Intel (INTC) is snapping up security giant McAfee (MFE) in a $7.68 billion deal, as the chip king now views security at nearly the same level as its strategic focus on Internet connectivity and developing more energy-efficient chips.
Under the deal, Intel will pay McAfee shareholders $48 a share in cash, a 60% premium over the stock's closing price on Wednesday.
"Everywhere we sell a microprocessor, there's an opportunity for a security software sale to go along with it," said Intel CEO Paul Otellini in a conference call with analysts. "And it's not just the opportunity to co-sell, but it's an opportunity to deeply integrate these into the architecture of our products."
When the firms merge, McAfee will become a wholly owned subsidiary of Intel's software and services group, which already has an 18-month relationship with the security giant. In fact, Intel expects to introduce a product in the early part of next year that was born out of that partnership.

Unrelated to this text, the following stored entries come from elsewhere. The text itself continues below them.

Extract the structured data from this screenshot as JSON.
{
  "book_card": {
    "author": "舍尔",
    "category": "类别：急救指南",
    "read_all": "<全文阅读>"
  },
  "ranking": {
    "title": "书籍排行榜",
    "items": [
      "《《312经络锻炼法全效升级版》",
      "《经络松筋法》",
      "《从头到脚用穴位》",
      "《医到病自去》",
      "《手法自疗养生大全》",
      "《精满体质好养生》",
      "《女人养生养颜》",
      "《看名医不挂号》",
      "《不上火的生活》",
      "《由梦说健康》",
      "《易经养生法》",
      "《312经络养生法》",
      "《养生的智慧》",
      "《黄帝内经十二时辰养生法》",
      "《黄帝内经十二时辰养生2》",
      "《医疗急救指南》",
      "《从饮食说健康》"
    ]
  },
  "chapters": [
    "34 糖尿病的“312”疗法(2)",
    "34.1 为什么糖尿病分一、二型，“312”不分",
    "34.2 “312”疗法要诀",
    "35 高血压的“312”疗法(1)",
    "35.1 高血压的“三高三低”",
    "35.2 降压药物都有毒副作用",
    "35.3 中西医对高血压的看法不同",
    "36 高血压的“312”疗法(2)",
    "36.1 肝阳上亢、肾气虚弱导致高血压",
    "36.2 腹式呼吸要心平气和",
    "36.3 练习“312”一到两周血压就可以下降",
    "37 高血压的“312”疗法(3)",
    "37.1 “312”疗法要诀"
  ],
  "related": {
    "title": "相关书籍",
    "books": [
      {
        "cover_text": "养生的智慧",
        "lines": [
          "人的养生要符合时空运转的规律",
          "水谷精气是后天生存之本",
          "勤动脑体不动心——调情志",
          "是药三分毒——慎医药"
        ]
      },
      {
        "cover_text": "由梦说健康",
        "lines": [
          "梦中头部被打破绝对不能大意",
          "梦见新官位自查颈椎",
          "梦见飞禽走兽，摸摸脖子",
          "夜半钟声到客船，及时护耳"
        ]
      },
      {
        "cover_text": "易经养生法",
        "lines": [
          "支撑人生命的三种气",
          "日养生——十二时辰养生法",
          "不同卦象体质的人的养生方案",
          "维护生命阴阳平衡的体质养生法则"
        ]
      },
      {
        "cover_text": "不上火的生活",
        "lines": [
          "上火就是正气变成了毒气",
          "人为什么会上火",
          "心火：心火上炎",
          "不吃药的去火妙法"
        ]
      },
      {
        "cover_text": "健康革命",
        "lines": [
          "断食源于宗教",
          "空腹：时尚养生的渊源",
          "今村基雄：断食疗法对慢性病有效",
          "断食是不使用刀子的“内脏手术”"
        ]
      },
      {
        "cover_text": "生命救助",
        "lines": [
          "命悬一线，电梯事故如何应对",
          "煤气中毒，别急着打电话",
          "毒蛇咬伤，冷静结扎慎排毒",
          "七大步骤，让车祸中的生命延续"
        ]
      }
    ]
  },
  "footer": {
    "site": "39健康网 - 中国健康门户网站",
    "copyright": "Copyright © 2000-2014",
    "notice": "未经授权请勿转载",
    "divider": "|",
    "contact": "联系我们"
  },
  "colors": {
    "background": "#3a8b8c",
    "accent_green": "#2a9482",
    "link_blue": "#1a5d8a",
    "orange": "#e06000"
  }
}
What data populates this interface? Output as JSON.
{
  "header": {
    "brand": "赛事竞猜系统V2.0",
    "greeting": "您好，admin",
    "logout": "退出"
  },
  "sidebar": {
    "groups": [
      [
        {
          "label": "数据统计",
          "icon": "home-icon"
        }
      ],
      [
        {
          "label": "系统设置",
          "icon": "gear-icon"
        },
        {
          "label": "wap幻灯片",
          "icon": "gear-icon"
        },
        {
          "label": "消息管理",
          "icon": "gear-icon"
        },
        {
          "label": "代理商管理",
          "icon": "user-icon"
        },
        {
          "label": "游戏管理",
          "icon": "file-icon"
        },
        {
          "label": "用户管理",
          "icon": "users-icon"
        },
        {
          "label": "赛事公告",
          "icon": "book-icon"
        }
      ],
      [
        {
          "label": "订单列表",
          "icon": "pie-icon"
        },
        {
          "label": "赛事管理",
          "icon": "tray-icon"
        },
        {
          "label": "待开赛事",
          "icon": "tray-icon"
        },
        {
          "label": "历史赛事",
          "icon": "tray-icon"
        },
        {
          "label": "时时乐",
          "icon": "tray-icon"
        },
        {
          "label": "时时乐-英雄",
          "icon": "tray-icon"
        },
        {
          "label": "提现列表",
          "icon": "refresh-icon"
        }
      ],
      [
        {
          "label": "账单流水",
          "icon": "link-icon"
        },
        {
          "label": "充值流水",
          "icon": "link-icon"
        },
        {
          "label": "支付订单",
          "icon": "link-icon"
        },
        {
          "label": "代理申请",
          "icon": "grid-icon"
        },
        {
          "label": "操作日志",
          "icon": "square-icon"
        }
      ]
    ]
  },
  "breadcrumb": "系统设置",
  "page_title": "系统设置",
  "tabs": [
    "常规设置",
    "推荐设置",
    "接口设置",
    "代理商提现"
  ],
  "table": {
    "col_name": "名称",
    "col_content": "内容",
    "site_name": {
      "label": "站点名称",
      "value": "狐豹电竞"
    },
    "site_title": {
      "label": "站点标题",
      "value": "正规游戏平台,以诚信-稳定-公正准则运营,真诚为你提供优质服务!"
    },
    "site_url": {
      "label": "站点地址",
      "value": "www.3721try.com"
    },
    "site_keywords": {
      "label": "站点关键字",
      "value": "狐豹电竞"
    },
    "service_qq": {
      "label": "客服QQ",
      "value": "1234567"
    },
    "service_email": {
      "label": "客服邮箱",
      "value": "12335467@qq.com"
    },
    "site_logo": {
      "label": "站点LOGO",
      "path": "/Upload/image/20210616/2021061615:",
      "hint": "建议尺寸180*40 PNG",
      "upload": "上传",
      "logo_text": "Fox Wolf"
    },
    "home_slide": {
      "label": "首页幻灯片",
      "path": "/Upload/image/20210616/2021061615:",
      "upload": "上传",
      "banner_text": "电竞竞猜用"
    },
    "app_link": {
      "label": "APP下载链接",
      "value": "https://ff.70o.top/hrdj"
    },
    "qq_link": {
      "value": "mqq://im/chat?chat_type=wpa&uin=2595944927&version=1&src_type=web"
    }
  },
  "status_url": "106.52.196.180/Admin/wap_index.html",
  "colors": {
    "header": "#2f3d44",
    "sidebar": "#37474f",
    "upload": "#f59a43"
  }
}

"In working with them," said Otellini, "the notion of moving beyond just partnering became very, very clear. I think that the products we're coming out with in 2011 are really exciting, and they add a measure of security and goodness to the platforms we offer today."
Taking Wall Street by Surprise
Two issues led to the decision to buy McAfee, rather than continue to partner, Otellini said.
"The deeply integrated combination of hardware and software capabilities would add substantial value to our platforms and differentiation to our platforms. That was No. 1. No. 2, it became pretty clear to us that the value of that offering was fairly significant. So, it made sense from a financial perspective to have that value accrued into Intel shareholders."
Despite the previous ties with McAfee, Intel's announcement took Wall Street by surprise. Just last April, HP (HPQ) was said to be interested in McAfee. And a couple years back, Cisco (CSCO) was rumored to be eyeing McAfee as an addition to its security offerings.
However, the notion of a large hardware company hooking up with a major security player is nothing new. Consider Symantec's (SYMC) bold acquisition in 2005, when the security software giant acquired storage maker Veritas for $10.5 billion. And as far back as 2003, Cisco made its foray into security software with the acquisition of network security software maker Okena.
The Soothsayers Were Right
The Symantec-Veritas acquisition, however, made some investment bankers question whether a stand-alone security industry could survive or if it would eventually morph into other industries. With Symantec and McAfee, the two largest security software vendors, aligning with industries outside of security, it now appears the soothsayers from five years ago were right.
Intel expects the deal to close as early as the end of the year, after McAfee shareholder approval and other regulatory clearances. The transaction, excluding one-time write-downs and deferred revenue, is expected to slightly add to Intel's current earnings forecast during the first year and improve beyond that.
In early trading, McAfee shares spiked nearly 60%, while Intel moved about 3% lower.